Drifting with this understanding, that the present is inhabited by the past, we must revert our attention to the archive once more, to critically call into question the histories, narratives, and conditions that it proclaims to have in fact ended in the past. Once more, I am guided by Christina Sharpe’s writings, where she animates the metaphor of ‘the wake’, drawing on its multiplicitous meanings: ‘the wake’ meaning “the keeping watch with the dead, the path of a ship, a consequence of something, in the line of flight and/or sight, awakening, and consciousness.” By way of her interrogations of the present, she critically demonstrates the many ways in which we continue to live in the wake of slavery, that “to be in the wake is to occupy and to be occupied by the continuous and changing present of slavery’s as yet unresolved unfolding.” Continued disasters, contemporary maritime migrations, colonial extractivism, and foreign interventions are but a few of the many ways in which we inhabit the afterlives of slavery, which is still unfolding today. Sharpe illustrates the various ways in which the tragic loss of life to the Mediterranean Sea is rooted in a long history of slavery when millions of Africans were thrown, dumped, or even jumped overboard in the Middle Passage. Are we not then confronted by and witness to the stark reality that, until this day, some lives are more valuable than others? Are we not still haunted by the legacies, logics, and arithmetics of colonialism and racism, which are proclaimed to have ended long ago?
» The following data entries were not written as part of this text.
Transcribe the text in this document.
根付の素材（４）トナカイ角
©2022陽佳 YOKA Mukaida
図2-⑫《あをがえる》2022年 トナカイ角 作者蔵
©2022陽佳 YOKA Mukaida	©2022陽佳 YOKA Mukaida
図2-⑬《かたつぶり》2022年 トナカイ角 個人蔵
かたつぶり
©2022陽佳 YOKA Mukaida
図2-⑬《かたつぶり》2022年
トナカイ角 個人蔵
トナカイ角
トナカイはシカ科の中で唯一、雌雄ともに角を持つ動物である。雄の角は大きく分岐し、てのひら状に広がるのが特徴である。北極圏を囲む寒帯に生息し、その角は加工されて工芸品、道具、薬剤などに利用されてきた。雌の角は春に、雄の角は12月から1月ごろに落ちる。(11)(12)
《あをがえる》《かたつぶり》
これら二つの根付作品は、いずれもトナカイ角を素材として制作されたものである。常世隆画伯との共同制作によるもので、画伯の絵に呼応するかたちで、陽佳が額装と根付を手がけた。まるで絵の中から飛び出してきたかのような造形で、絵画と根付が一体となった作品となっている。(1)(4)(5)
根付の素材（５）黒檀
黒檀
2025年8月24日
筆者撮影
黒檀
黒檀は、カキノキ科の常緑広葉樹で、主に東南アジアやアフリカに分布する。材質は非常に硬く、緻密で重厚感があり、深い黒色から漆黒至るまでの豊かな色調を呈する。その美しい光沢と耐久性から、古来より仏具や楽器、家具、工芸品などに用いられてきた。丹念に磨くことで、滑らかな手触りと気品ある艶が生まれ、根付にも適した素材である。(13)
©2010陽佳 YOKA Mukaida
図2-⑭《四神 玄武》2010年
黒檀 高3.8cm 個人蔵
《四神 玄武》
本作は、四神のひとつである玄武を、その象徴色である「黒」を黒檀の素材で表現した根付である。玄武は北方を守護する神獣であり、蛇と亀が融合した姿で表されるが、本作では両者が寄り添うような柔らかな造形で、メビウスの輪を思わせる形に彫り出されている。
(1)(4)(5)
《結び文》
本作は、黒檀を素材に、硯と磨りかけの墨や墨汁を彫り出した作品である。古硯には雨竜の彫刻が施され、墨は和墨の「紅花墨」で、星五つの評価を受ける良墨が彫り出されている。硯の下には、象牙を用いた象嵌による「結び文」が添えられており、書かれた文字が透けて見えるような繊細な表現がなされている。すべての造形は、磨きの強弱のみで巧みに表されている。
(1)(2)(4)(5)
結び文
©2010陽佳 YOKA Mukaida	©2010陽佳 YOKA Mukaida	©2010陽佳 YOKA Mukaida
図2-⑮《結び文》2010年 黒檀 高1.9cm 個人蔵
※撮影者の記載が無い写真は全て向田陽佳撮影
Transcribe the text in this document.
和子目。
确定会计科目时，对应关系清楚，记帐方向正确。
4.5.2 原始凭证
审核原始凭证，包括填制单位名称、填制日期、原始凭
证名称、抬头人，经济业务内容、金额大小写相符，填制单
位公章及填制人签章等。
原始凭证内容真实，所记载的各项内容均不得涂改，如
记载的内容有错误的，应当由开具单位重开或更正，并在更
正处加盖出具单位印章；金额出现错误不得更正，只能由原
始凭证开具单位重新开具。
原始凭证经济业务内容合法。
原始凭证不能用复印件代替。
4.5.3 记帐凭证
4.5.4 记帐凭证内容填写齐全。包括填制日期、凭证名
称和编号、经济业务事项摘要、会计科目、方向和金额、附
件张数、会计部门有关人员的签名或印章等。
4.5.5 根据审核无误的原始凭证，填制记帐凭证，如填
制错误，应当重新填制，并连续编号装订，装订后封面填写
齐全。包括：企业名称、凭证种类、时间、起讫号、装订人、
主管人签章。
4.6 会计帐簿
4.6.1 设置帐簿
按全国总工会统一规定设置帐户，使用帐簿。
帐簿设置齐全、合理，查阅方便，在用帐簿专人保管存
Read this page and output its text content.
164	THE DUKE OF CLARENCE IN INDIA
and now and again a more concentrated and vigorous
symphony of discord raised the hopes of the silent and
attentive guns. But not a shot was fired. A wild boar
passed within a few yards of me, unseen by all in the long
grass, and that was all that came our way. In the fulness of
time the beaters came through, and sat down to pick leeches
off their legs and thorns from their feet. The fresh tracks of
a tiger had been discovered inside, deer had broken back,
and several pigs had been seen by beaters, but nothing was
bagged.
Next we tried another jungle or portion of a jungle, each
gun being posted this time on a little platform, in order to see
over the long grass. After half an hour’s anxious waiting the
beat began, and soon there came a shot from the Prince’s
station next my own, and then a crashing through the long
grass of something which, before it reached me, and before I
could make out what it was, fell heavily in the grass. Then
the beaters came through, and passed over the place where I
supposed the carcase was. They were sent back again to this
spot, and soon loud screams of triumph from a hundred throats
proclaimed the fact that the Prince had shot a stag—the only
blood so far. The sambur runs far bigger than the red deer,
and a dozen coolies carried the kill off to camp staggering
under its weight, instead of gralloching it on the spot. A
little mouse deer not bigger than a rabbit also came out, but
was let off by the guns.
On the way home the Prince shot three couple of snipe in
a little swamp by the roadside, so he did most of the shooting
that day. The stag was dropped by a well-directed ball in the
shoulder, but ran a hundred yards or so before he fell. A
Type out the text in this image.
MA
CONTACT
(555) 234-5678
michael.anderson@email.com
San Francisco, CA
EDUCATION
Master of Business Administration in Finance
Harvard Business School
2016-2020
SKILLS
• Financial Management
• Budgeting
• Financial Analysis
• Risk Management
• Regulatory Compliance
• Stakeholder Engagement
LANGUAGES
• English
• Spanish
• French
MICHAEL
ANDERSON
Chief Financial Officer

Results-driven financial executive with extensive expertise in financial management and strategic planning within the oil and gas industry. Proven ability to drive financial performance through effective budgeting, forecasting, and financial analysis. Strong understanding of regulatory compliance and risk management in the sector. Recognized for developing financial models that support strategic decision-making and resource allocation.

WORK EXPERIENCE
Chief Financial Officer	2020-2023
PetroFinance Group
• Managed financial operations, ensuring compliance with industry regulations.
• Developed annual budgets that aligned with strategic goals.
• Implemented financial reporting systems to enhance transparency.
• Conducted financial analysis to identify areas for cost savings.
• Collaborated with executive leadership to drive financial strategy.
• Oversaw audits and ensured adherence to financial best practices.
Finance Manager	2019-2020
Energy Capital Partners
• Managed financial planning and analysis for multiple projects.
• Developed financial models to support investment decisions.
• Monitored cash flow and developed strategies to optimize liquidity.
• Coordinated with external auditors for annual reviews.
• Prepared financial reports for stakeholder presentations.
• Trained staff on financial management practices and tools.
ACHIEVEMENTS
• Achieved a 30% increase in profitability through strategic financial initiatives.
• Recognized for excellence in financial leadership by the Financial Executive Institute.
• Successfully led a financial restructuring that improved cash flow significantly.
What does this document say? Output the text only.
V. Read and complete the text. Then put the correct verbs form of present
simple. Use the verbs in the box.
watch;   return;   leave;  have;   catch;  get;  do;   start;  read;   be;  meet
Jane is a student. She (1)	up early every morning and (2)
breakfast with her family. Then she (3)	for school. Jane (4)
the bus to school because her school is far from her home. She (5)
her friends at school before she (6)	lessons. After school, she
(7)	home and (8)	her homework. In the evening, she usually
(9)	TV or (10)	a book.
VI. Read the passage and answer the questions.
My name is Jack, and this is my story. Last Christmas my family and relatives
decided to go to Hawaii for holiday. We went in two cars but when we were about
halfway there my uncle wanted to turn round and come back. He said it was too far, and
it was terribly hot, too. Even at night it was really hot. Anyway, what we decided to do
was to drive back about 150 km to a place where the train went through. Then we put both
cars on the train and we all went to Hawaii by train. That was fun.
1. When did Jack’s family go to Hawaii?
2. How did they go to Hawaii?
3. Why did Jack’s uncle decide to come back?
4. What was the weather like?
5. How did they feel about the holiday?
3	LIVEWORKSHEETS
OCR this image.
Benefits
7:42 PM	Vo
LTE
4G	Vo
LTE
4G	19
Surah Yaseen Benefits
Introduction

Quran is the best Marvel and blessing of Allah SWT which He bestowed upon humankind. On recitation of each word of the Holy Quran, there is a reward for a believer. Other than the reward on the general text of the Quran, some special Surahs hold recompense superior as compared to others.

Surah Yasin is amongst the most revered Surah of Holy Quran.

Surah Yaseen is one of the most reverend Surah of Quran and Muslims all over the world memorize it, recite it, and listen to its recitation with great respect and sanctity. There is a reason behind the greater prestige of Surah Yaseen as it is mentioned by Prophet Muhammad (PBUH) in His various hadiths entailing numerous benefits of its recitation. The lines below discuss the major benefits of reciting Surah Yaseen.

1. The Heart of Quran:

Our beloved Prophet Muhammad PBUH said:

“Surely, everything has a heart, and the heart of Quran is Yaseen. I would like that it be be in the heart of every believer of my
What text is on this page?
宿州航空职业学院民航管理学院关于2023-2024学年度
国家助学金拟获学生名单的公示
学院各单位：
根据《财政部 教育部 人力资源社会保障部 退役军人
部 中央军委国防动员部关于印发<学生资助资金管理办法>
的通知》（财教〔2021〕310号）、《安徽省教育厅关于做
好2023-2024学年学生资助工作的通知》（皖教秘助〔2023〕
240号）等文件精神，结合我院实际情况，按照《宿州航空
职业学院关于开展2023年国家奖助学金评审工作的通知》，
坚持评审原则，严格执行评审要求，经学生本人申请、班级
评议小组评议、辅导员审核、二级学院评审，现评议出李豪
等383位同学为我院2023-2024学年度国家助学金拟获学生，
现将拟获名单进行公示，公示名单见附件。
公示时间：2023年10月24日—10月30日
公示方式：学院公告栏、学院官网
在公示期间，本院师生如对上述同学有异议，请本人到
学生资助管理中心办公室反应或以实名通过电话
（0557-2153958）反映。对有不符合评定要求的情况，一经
Importantly, this asks of us to revisit held convictions that our entry into modernity has signified a break with past violent histories of colonialism and racism, and instead brings about a necessary and overdue realization that the present is fundamentally structured and built upon those very foundations that we believed to have let go of long ago.

Archives Re-imagined

By turning to the seas and oceans as dynamic sites of memory and remembering, my intention has not been to argue against archives, but rather to point to their unevenness and constitutive limitations as well as the shortcomings in dominant historiographical processes of narration. What begins to become apparent is that we are confronted by a need to materialize forms of memorialization that bring about necessary reparations, that prevent the reinforcement and repetition of all-too-familiar forms of violence. What this necessarily calls forth is the myriad of ways of writing counter-histories that challenge the singular authority of the archive and counter the mainstream discourses of History; where the universal alone does not take hold but allows for a pluralization of histories and archives for multiplicities to exist; where alternative evidentiary forms can be incorporated, which allow us to recuperate forgotten truths and aid claims to justice; where we can engage in what Hartman calls ‘narrative restraint’, where we respectfully refuse to fill in the gaps and provide closure; and where blinding temporal frameworks can be dispelled, allowing us to respond and resist the ongoing and invisibilized subjection in the present.

I regard such efforts to be, what Christina Sharpe calls ‘wake work’, which encompasses the myriad of ways to write, read and think in “new ways to live in the wake of slavery, in slavery’s afterlives.” Thinking with the seas and oceans then grants us access to traces and fragments of the no-longer-here; access that not only helps inform our understandings of the past but also, importantly, sheds light on how they touch upon the present and inform our desires for a liberated future. To read the archive from this aqueous perspective then, where the seas and oceans are defined by their fluidity, movement, and vibrancy, can unsettle the solid law of the land. It teaches us how to tend to the invisible, the absent, and the spectral, to open up generative spaces from which we can begin to look, see and feel the world differently. These watery bodies provide an ideal foundation to reflect on the conditions of the archive, its limitations and to point to alternative modes of remembering and evoking the past.